Spieler, Trainer, Schiedsrichter, Offizielle und Medienvertreter werden von der Außenwelt abgeschottet - sie dürfen die Hotels nur für Fahrten zum Training oder Spiel verlassen. Der Aufwand ist riesig, alle an der WM beteiligten Personen dürfen die Blase ("Bubble") erst betreten, wenn sie mindestens zwei negative Corona-Tests vorlegen können und werden während der Weltmeisterschaft alle drei Tagte auf den Covid-19-Erreger getestet.
So sollen Infektionen und negative Publicity verhindert werden. Das Ziel: Möglichst rasch soll sich die Berichterstattung auf die Geschehnisse zwischen den beiden Toren konzentrieren. Der Sport will sich die Aufmerksamkeit zurück erkämpfen. Doch die Realität hat die Hoffnungen schon vor Turnierstart überholt: Mit den USA und Tschechien sind zwei Teams aufgrund von Corona-Ausbrüchen gar nicht erst angereist, auch im Kader Brasiliens gibt es zahlreiche Fälle. Möglich, dass es die Südamerikaner gar nicht erst in die Bubble schaffen. Auch beim deutschen Vorrundengegner Kapverden soll es sieben positive Fälle geben. Für die Tschechen und die USA rücken die Schweiz und Nordmazedonien nach.
Handball ist europäisch
Im Grunde ist Handball seit jeher ohnehin eine europäische Sportart und die Versuche, sie außerhalb es "alten Kontinents" zu etablieren, brachte nur kleine Erfolge.
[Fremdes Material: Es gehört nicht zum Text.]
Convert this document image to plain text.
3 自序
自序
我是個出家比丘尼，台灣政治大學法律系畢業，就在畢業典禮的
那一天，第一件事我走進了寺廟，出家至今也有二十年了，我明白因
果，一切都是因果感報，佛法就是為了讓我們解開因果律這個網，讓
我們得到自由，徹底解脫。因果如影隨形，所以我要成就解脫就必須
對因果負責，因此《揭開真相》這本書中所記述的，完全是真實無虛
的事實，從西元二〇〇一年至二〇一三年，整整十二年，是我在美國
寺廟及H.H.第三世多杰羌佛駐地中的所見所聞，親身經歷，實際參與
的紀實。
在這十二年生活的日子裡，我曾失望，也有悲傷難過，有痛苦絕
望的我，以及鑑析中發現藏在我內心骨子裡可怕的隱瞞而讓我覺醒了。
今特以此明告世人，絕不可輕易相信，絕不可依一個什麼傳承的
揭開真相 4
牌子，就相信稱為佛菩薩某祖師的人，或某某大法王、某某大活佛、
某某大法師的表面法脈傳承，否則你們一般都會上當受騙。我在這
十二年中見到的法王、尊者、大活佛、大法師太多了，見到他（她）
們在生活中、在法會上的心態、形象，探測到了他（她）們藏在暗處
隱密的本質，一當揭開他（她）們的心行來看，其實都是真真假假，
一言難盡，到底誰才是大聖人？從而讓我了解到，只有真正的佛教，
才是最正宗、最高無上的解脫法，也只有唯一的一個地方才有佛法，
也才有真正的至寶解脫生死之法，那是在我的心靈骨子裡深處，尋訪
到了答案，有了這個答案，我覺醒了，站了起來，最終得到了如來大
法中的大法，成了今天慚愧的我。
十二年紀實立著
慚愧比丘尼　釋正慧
In Nordafrika hat sich die Sportart durch die frankophilen Einflüsse etabliert, in den vergangenen Jahren hat sie zudem im Nahen Osten an Einfluss gewonnen. Darüber hinaus ist Handball im Rest der Welt eine Randsportart. Vor etwa zehn Jahre scheiterte eine Charme-Offensive in den USA, sodass es keinen Durchbruch auf dem lukrativen Markt in Nordamerika geben wird, obwohl die Vereinigten Staaten nicht zuletzt wegen der Aufstockung auf 32 Teilnehmer in Ägypten vertreten gewesen wären. Nun sind sie auch in diesem Jahr wieder nicht dabei.
Sportlich wird sich an den Kräfteverhältnissen in den zweieinhalb Wochen in den Arenen in und um Kairo nichts ändern. Wenn die Medaillen ausgespielt werden, dürfte neben den Top-Nationen aus Europa nur Ägypten eine Außenseiterchance haben, dabei zu sein, sofern man der Statistik glaubt. Nur zwei Mal war eine außereuropäische Nation unter den besten Vier einer WM, jeweils gelang es dem Gastgeber. Tunesien (2005) und Katar (2015) stießen bei ihren Heimspielen ins Halbfinale vor, nur Katar gewann eine Medaille (Silber).
Vermutlich bleiben die Europäer am Ende unter sich. Titelverteidiger Dänemark, Europameister Spanien, Rekord-Champion Frankreich oder die Geheimfavoriten Norwegen und Slowenien rechnen sich Chancen aus, am Ende den WM-Pokal überreicht zu bekommen.